Northumberland-born painter John Martin (1789-1854) is best-known as a painter of religious subjects and fantastically apocalyptic panoramic compositions like the one below. He often combined the two genres into vast landscapes, peopled with a myriad of tiny, overwhelmed figures. He enjoyed great success in early Victorian England, taking his hugely popular canvases on nationwide tours which drew large, admiring crowds, eager to be instructed and overawed in equal measure. You can learn more about Martin’s work and career in this Tate Shot.

Landscape with the Fall of Icarus (c.1555) is an oil painting attributed to Pieter Bruegel the Elder. It purports to be about the Greek mythological figure, Icarus, plunging into the sea, after melting his waxy wings, by flying too close to the sun. But the composition is actually dominated by the mundane earth-bound activities of ploughmen, shepherds and traders with the eponymous aviator apparently merely a small sideshow in the lower right-hand corner. Icarus is often used as a metaphor for the errors of overweening human pride, vanity and ambition.

In Matthew Wong’s painting ‘See You On the Other Side’, the horizon line divides the composition into two separate, and equal, spaces. It seems impossible for the figure to traverse the white abyss. For Wong, irreconcilable distances evoke a sense of perpetual isolation and the longing to be elsewhere. Perhaps this reflected his mixed Chinese/American heritage. Certainly his painting melded Western and Eastern traditions.

‘I have spent my whole life in revolt against convention, trying to bring colour and light and a sense of the mysterious to daily existence. One must have a hunger for new colour, new shapes, and new possibilities of discovery.’ Eileen Agar certainly transformed the everyday into the extraordinary. Her unique style nimbly spanned painting, collage, photography, sculpture and even ceremonial hats. She had a talent for overlay and juxtaposition. She enjoyed working from photographs of seaside rocks as she saw the natural world as anthropomorphic.
This short Tate video gives revealing insights into her ways of working.

Georgia O’Keeffe considered “it is only by selection, elimination and emphasis that we get at the real meaning of things.” Most years, she worked partly in New Mexico, where she collected rocks and bones from the desert floor and made them, together with the distinctive architectural and landscape forms of the area, subjects in her work.

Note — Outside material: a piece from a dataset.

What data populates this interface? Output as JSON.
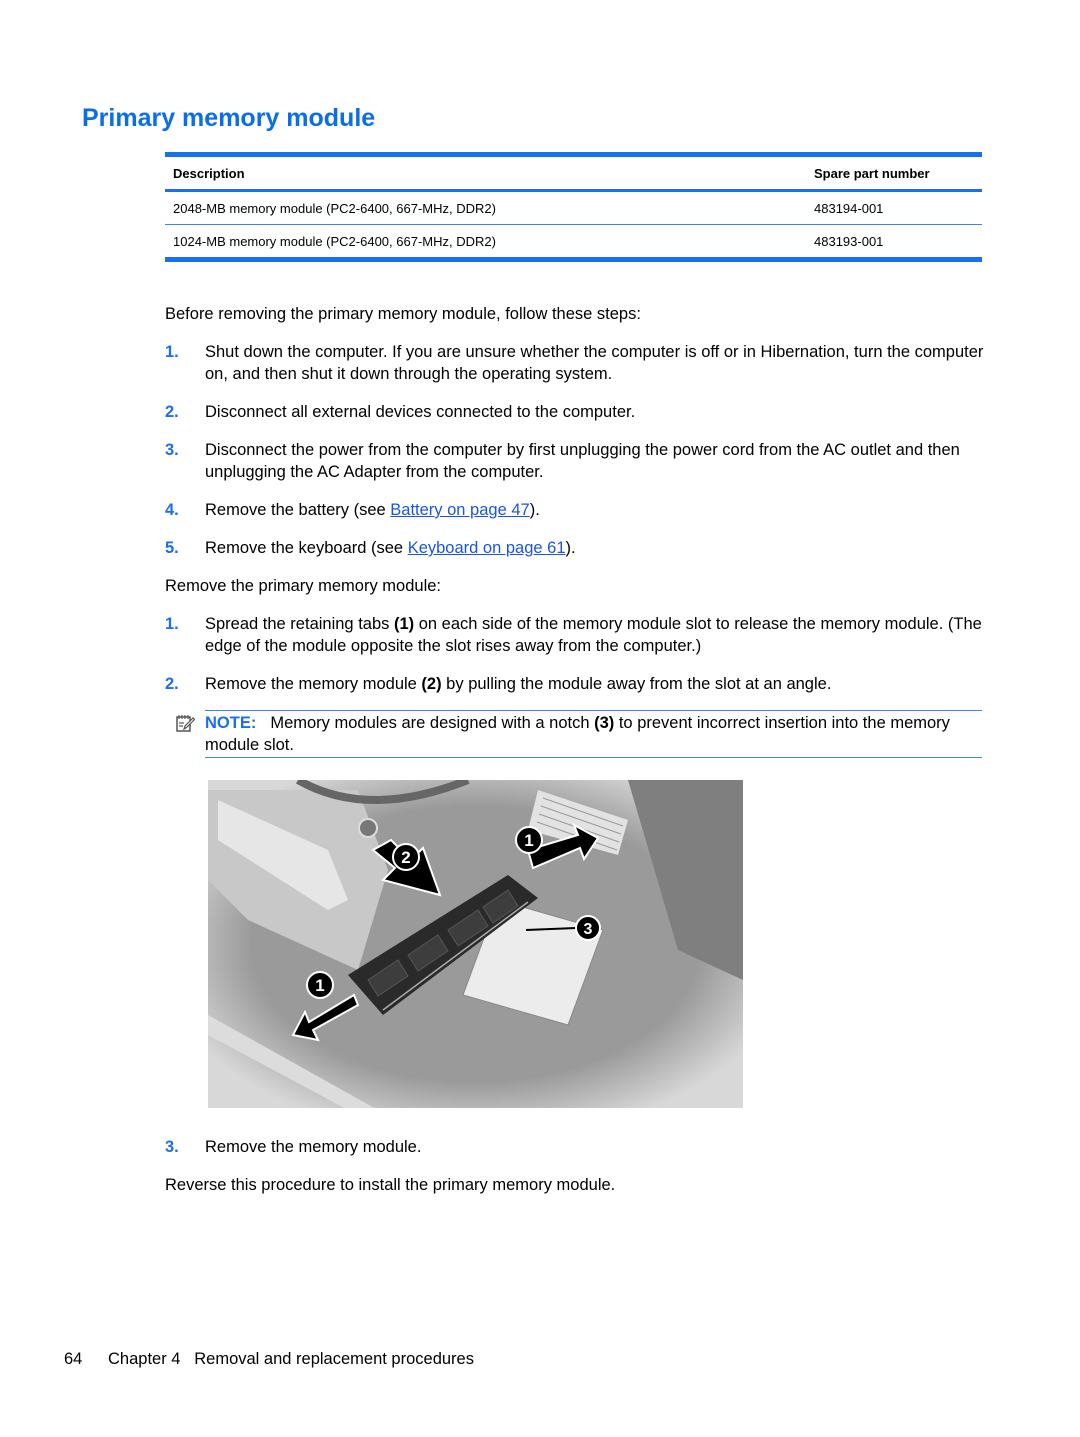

Henri Rousseau (Le Douanier) is celebrated for his visionary jungle paintings. They captivate us with the lushness of their plant and animal life, painted with incredible detail and precision. Extraordinarily, the artist never saw the tropical scenes which he brought so much to life, as he never left France. His exotic jungle paintings are the fantasies of a city dweller, constructed from visits to the zoo and botanical gardens, from postcards, books and from Rousseau’s vivid imagination. These jungles have intrigued people for decades, offering a dream of escape from humdrum reality to a savage and yet enchanting realm.

While working as a barber in Jamaica, John Dunkley maintained his artistic pursuits. Active for little more than a decade before his early death, his output as a painter was small but reveals a unique and compelling aesthetic. Most of the paintings are imagined landscapes replete with hidden symbolism. The surfaces are delicate and tapestry-like. Fantastic vegetation, bare truncated branches, small mammals, crabs, birds and often spiders inhabit gloomy woods. Human presence is only implied by an occasional house or pathway. In “Back to Nature” the path, impressed with footprints, encircles an imagined heart-shaped grave, almost certainly his own, with images taken from commercial catalogues. Here his granddaughter talks about him.

A pioneer of both Dada and Surrealism, Max Ernst channelled individual and societal anxieties into his fantastical paintings, prints, drawings, collages, and sculptures. The sense of a vast, personal mythology transcends all of his work. The artist used automatism to tap into his subconscious which yielded figures that blend elements of humans and animals. He served in World War I and his work partly reflects his horror at the cataclysmic upheavals of the first half of the last century.

A devoted disciple of William Blake, Samuel Palmer produced imagined, highly stylised landscapes based on rural southern England. This he depicted as a demi-paradise, mysterious and visionary, often shown in sepia shades under moon and star light. Later in his career he was able to visit Italy and produced more saleable, romanticised paintings based on sketches he made there. This short video shows many more of his mysterious and otherworldly drawings and paintings.